I believe this new book of Malhotra is a very logical advance over his earlier books. His book “Being Different” was about an Indian challenge to western universalism. For any in doubt of western universalism, Pollock in his very subtle writings pitches for an American universalism in the mould of the Sanskriti web of South Asia where the particulars thrive under an overarching universalism. He wants an American universal matrix running at the background of diverse cultures of the world modeled after this sanskiriti web. This book seeks to rekindle the age old Indian tradition of purva paksha, the decline of which the author has identified, as the central problem for the mess that India has landed in.

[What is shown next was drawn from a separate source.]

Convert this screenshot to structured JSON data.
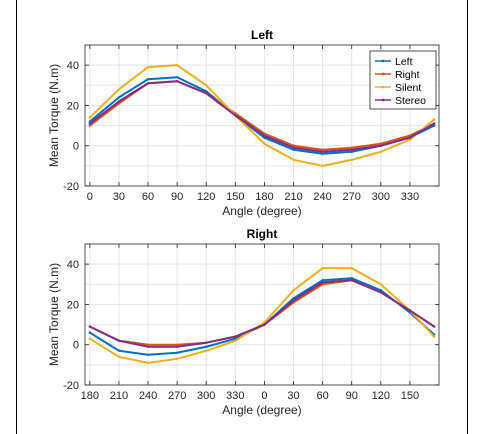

All hopes for the future of India lie in the success of this spark which the author has ignited. If and only if India seizes its long dormant tradition of purva paksha does India have any hope of breaking free of Intellectual colonization. If this happens, the Dharmic challenge to western universalism that “Being Different” started will take off in a very big way. It will also result in a lot of introspection on the traditional side which may result in injecting more egalitarian values for modern social context. This outcome will also be one of the most important fruits of this book. The natural progression of Dharma was fiercely broken by invasions for a thousand years. It is finally time for us to regain our footing. This book also addresses serious problems of digestion that India is facing. With MCLI and other translations, the knowledge contained in the vast corpus of Indian literature is slowly enriching English and diluting Indian languages of any residual value that they have at present. Collonialism landed a huge blow to native languages wherein it is a mammoth task for them to even survive. The constant barrage of unimpeded outflow of knowledge from them has just hastened the death of the native languages.

This is a path breaking book that serves to break the trend of western intellectual hegemony. All of us rely on the traditional Indian scholars to do their Purva Paksha. I believe there is a massive and dormant intellectual energy in India seeking voice, unaware of the politics and de-humanizing scholarship written behind their backs. Malhotra pitches for a seat at the table for traditional voices. If India rises up to the challenge, we will see the sun again.